Speaker
Description
Highly selective and efficient laser ion sources are of fundamental importance to study atomic and nuclear properties along the nuclear chart. Upgrading the well-established, highly element-selective laser resonance ionization technique with additional suppression of isobaric contaminations immediately at the exit of the hot ion source cavity led to the development of the Laser Ion Source and Trap LIST. In the past few years it was successfully used e.g. for investigations on neutron-rich polonium isotopes which were previously not experimentally accessible due to the overwhelming fraction of surface ionized francium [1, 2].
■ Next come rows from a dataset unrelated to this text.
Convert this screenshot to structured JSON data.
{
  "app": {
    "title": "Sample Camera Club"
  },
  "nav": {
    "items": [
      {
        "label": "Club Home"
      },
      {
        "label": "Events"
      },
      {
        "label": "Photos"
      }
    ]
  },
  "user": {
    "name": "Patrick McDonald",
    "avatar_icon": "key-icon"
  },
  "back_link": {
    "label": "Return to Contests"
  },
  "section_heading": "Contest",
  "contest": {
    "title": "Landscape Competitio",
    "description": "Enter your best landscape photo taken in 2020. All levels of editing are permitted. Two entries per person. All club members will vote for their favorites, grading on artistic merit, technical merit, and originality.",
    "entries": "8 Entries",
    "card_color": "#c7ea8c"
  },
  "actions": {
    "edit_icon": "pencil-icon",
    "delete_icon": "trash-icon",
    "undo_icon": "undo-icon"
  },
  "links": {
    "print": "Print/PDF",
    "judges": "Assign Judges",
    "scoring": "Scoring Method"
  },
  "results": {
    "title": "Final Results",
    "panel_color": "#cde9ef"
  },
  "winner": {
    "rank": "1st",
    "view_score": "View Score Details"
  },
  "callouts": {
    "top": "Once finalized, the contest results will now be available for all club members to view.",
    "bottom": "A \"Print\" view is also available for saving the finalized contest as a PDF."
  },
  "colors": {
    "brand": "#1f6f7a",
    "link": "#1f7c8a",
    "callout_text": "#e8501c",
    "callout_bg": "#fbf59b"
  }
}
For highest precision in spectroscopic studies and isomer-selective ionization, a perpendicular laser -atom beam interaction geometry based on robust metal mirrors was integrated into the LIST’s RFQ ion guide structure. This reduces the experimentally realized spectral linewidth dominated by the Doppler broadening in the hot atom vapor from a few GHz down to below 100 MHz. At the ISOLDE-like off-line RISIKO mass separator at Mainz University, hyperfine structure studies were performed on the long-lived radioisotopes 163,166mHo using frequency-doubled narrow band-width radiation of an injection-locked high repetition rate titanium:sapphire laser. Measurements and first results as well as opportunities and constraints for a future on-line implementation of this novel PI-LIST (Perpendicularly Illuminated) design are discussed.